Fig. 5 |. Clinical relevance of connectome-based deviation patterns in three brain disorders.

a, Percentage of patients with extreme deviations. Subplots from left to right display the percentage of patients with extreme positive and negative deviations in ASD, MDD, and AD. The bar plot shows the percentage in global mean of the connectome (G1), global variance of the connectome (G2), global system segregation (G3), and system-specific segregation. The brain map shows the percentage of regional-level FCS. Orange-yellow represents extreme positive deviations, while blue represents extreme negative deviations. b, The optimal number of subtypes (left panel) and the similarity matrix of deviation patterns across patients (right panel) for each disorder. c, Mean deviation patterns in patients in subtype 1 of each disorder. d, Individual deviation scores of patients in subtype 1 were compared to the median of healthy controls (HCs).
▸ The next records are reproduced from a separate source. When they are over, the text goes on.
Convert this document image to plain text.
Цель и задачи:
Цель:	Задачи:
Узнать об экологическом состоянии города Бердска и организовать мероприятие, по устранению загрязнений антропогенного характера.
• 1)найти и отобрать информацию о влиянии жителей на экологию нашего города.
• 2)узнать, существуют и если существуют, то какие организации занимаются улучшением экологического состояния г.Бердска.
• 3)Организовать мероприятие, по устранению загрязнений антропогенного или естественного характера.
For each metric, the significance of the median differences between the case group and HCs was assessed using the Mann-Whitney U test. P-values were adjusted for multiple comparisons using FDR correction across all possible pairwise tests (p < 0.05). The color bar represents the proportion of tests that passed the significance threshold in 100 comparisons. e, Mean deviations pattern in patients in subtype 2 of each disorder. f, Individual deviation scores of patients in subtype 2 were compared to the median of HCs. g, Disease classification performance based on individual deviation patterns using support vector machine analysis. h, Prediction accuracy of clinical scores based on individual deviation patterns using support vector regression analysis. All brain maps were mapped to the HCP fs_LR_32k surface and are shown in the left hemisphere. For whole-cortex visualizations, refer to Supplementary Figs 16-18. VIS, visual; SM, somatomotor; DA, dorsal attention; VA, ventral attention; LIM, limbic; FP, frontoparietal; DM, default mode. ROC, receiver operating characteristic; AUC, area under the curve; RRB, Repetitive Restrictive Behavior; HDRS, Hamilton Depression Rating Scale; MMSE, Mini-Mental State Examination.